In questi mesi si è spesso parlato di RU486, la pillola abortiva introdotta in Italia già dal 2010, con regole che prevedevano il ricovero ospedaliero, regole modificate fin dall’inizio da molte Regioni, tra cui l’Emilia Romagna, con protocolli che hanno permesso l’aborto farmacologico in day hospital.
In agosto l’intervento del ministro Speranza, in contrapposizione alla presidente dell’Umbria che voleva ripristinare il ricovero ospedaliero, è andato oltre il day hospital, introducendo nuove linee guida che prevedono la possibilità di somministrare la pillola abortiva, oltreché negli ospedali, nelle strutture ambulatoriali pubbliche collegate agli ospedali e nei consultori. Oltre a questo, il Consiglio superiore di sanità ha anche espresso parere favorevole all’IVG farmacologica, fino alla nona settimana di gravidanza, rispetto alla normativa precedente che la prevedeva fino alla settima settimana.
I dati sono chiari: nella nostra regione, mentre si assiste ad un progressivo calo del numero di IVG, c’è un costante aumento del ricorso all’aborto con RU486 con il 34,1% , rispetto al 54,8% di chi ricorre all’aborto chirurgico, su un totale d 6874 donne che vi hanno fatto ricorso. Le percentuali più elevate di ricorso all’aborto farmacologico si rilevano, oltreché in Emilia Romagna, in Toscana, Liguria, Piemonte, Lazio, Umbria, Puglia, Lombardia, in virtù di protocolli applicativi che variano da regione a regione, emessi in completa autonomia, mentre al sud la pillola abortiva è meno diffusa. A Carpi, sul totale di 156 IVG praticate, quelle farmacologiche sono state 51.
Quali le criticità
Considerando che la 194/ è una legge dello Stato e che la circolare emanata dal Ministero della salute introduce cambiamenti significativi, ci si chiede se le variazioni, rispetto alla legge del 78, non debbano essere sottoposte alla discussione e all’approvazione del Parlamento.
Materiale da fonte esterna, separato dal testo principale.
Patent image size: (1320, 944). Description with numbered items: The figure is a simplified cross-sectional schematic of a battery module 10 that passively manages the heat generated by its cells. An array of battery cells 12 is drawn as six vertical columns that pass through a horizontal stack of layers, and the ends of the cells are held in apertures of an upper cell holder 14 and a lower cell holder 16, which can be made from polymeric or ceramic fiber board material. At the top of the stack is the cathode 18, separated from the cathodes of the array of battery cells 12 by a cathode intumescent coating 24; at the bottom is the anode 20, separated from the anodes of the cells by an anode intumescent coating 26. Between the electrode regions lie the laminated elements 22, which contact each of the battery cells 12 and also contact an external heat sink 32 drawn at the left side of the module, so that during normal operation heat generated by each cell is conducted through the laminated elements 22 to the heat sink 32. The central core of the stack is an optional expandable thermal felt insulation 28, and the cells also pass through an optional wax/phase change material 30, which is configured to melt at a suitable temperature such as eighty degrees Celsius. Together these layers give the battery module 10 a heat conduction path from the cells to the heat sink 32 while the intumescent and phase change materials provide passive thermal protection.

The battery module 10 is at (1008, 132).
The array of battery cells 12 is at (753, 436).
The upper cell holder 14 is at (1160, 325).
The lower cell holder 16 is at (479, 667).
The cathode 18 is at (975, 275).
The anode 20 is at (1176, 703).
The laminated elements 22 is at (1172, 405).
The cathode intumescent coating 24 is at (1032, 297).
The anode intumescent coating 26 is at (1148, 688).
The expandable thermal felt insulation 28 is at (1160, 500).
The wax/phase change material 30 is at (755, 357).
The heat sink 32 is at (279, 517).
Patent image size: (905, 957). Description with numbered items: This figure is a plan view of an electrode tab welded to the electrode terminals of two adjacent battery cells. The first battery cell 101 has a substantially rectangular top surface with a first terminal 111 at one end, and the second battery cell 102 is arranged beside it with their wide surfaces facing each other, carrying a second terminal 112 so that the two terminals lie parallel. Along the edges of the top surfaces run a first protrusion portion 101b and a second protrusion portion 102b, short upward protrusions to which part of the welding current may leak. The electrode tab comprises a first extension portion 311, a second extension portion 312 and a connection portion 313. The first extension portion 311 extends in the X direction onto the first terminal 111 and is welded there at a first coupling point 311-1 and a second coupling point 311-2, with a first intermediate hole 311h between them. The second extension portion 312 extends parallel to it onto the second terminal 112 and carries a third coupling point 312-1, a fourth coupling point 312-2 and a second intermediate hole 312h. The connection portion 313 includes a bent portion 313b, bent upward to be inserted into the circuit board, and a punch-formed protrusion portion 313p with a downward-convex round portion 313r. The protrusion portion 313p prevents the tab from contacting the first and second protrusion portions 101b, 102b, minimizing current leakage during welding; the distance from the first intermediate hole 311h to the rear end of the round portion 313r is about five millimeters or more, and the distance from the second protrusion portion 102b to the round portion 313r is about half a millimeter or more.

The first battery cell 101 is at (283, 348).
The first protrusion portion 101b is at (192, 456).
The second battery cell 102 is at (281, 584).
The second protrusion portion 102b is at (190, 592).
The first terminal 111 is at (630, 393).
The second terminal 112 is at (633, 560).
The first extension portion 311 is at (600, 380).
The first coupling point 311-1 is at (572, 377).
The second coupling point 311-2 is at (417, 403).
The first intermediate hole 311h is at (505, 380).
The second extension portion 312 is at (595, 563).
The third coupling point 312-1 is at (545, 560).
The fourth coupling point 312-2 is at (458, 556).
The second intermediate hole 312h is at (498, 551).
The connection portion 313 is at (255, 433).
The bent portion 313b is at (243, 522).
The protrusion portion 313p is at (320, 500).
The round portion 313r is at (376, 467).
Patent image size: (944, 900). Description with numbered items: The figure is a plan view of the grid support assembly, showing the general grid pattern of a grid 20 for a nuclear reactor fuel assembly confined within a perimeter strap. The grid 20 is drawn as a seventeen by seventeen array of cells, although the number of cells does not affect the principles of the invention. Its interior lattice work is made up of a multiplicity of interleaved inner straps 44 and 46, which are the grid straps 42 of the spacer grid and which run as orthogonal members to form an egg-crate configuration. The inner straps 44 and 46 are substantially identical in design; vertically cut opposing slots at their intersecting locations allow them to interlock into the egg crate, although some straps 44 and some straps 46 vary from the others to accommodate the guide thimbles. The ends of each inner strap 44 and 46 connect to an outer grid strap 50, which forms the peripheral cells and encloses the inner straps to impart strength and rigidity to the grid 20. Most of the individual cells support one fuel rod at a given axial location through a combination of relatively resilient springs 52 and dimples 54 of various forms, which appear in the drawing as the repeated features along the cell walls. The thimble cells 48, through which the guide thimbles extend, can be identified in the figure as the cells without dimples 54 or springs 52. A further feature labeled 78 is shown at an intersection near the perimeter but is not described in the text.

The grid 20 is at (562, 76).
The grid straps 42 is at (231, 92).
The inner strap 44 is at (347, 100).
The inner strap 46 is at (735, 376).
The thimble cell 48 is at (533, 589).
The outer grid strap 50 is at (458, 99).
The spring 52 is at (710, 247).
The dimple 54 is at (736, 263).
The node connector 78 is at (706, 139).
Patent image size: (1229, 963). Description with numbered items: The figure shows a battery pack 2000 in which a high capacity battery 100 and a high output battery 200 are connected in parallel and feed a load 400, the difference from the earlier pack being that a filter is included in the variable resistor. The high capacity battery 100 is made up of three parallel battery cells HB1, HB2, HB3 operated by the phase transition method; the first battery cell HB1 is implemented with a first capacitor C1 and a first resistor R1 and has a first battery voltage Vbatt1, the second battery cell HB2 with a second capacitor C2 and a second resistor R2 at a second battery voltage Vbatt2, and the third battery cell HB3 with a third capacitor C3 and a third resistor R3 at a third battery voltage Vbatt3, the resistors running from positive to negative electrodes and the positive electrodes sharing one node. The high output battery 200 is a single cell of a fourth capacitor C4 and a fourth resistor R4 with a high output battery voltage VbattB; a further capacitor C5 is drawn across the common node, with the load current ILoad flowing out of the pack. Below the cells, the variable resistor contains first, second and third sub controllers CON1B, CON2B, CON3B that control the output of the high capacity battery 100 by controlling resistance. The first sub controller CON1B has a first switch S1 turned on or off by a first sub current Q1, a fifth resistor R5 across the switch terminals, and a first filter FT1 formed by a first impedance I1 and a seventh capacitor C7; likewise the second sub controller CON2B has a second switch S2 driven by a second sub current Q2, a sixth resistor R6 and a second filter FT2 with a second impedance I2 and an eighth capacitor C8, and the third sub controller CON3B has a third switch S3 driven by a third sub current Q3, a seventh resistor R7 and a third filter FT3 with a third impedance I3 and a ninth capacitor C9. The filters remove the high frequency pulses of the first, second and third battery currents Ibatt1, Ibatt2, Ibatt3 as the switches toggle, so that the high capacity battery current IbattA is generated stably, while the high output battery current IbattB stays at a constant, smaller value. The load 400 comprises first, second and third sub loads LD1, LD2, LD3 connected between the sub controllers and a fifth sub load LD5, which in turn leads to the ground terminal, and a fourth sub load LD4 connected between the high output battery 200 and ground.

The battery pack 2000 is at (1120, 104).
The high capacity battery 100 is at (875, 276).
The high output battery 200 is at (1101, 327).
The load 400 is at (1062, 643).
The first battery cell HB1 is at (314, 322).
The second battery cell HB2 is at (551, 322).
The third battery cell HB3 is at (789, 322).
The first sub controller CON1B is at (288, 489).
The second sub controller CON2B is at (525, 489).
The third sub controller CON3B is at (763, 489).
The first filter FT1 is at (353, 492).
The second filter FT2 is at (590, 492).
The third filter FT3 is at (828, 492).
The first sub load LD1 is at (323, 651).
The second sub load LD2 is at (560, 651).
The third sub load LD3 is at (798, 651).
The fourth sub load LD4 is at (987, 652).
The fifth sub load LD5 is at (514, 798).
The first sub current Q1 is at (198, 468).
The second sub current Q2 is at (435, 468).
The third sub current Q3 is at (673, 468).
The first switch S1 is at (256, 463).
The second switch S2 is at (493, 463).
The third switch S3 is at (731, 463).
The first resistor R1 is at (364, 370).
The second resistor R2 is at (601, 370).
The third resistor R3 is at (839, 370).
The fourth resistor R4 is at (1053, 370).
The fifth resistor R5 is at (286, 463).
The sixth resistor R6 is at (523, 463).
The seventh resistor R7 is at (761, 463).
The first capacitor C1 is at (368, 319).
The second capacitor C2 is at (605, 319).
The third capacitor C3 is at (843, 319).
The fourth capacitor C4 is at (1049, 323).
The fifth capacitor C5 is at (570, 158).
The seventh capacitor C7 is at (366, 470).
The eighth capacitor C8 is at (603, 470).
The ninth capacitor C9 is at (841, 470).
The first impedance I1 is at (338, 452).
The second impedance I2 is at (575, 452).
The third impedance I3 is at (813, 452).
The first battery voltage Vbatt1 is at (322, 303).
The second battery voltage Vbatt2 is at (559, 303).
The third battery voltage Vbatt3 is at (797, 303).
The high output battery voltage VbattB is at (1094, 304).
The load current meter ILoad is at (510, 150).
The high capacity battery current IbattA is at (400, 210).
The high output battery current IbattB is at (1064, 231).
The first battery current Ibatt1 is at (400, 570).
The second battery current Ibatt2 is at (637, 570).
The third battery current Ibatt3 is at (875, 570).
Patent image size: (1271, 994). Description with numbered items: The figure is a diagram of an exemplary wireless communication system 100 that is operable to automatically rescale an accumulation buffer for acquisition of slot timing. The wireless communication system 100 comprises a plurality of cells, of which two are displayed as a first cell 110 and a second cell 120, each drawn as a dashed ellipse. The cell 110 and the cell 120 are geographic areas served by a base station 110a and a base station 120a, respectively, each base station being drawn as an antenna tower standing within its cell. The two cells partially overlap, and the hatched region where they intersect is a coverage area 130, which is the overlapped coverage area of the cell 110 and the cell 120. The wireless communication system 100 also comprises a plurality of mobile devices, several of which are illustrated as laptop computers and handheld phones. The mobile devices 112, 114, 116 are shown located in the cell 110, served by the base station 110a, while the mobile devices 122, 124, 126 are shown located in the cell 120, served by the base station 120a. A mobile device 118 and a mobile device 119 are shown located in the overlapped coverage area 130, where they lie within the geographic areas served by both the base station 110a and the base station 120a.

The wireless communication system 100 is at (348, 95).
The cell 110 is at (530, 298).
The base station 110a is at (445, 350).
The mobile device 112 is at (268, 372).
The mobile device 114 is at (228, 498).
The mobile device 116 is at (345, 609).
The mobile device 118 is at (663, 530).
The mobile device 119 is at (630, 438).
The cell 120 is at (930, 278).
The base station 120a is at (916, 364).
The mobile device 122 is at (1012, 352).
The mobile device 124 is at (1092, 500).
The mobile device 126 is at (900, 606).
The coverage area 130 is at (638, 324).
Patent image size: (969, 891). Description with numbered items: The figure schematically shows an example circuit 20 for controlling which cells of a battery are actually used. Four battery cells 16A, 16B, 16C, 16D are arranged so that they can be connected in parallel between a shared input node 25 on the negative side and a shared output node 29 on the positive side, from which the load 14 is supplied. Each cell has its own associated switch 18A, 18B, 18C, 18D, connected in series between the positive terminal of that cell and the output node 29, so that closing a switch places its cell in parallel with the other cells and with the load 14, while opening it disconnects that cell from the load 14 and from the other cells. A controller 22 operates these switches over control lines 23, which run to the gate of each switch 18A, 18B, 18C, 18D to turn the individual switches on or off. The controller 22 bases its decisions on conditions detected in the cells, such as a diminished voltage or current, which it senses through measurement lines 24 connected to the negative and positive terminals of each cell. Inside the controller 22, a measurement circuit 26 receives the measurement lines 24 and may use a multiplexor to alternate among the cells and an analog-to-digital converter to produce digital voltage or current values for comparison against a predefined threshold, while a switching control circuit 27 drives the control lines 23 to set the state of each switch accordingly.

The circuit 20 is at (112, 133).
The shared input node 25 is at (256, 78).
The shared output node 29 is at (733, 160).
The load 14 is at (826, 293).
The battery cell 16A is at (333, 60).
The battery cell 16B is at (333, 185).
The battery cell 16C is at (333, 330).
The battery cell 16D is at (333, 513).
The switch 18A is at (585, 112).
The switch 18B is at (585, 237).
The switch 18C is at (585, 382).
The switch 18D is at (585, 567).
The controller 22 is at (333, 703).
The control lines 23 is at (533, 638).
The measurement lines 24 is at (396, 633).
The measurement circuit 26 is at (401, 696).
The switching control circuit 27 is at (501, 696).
Sarebbe questa l’occasione per un confronto sulla prevenzione e la cultura proposte dalla legge che sottolinea il valore sociale della maternità e la tutela della vita umana.
Si delinea una progressiva farmacologizzazione dell’interruzione di gravidanza, con la conseguenza che la donna si ritrova sempre più sola rispetto ad una scelta che, per molte, è dolorosa e drammatica.
Esiste anche il rischio opposto e cioè che l’assunzione del farmaco deresponsabilizzi, renda sempre più semplice abortire e si cada nel rischio già espresso nella 194, secondo cui l’aborto diventa un contraccettivo.
Sul preteso “diritto di abortire” la legge 194 non lo sancisce e proprio su questo la storica femminista Muraro in una lunga intervista ad Avvenire afferma: “Un diritto ha sempre un contenuto positivo. L’aborto invece è un rifiuto, un ripiego, una necessità. La donna che non vuole diventare madre subisce un intervento violento sul suo corpo….Pensavamo e pensiamo tuttora, che se si fa dell’aborto un diritto, si autorizza l’irresponsabilità degli uomini.”
Il dibattito che si è sviluppato sulle nuove linee guida non dovrebbe essere centrato sul ricovero o meno, ma sull’accompagnamento reale della donna, teso a prevenire l’aborto o quanto meno evitare che una donna lo debba scegliere o praticare in solitudine. Il rischio della medicalizzazione inoltre può comportare la marginalizzazione di una questione sociale o antropologica importante sulla quale tutti sono invitati a riflettere.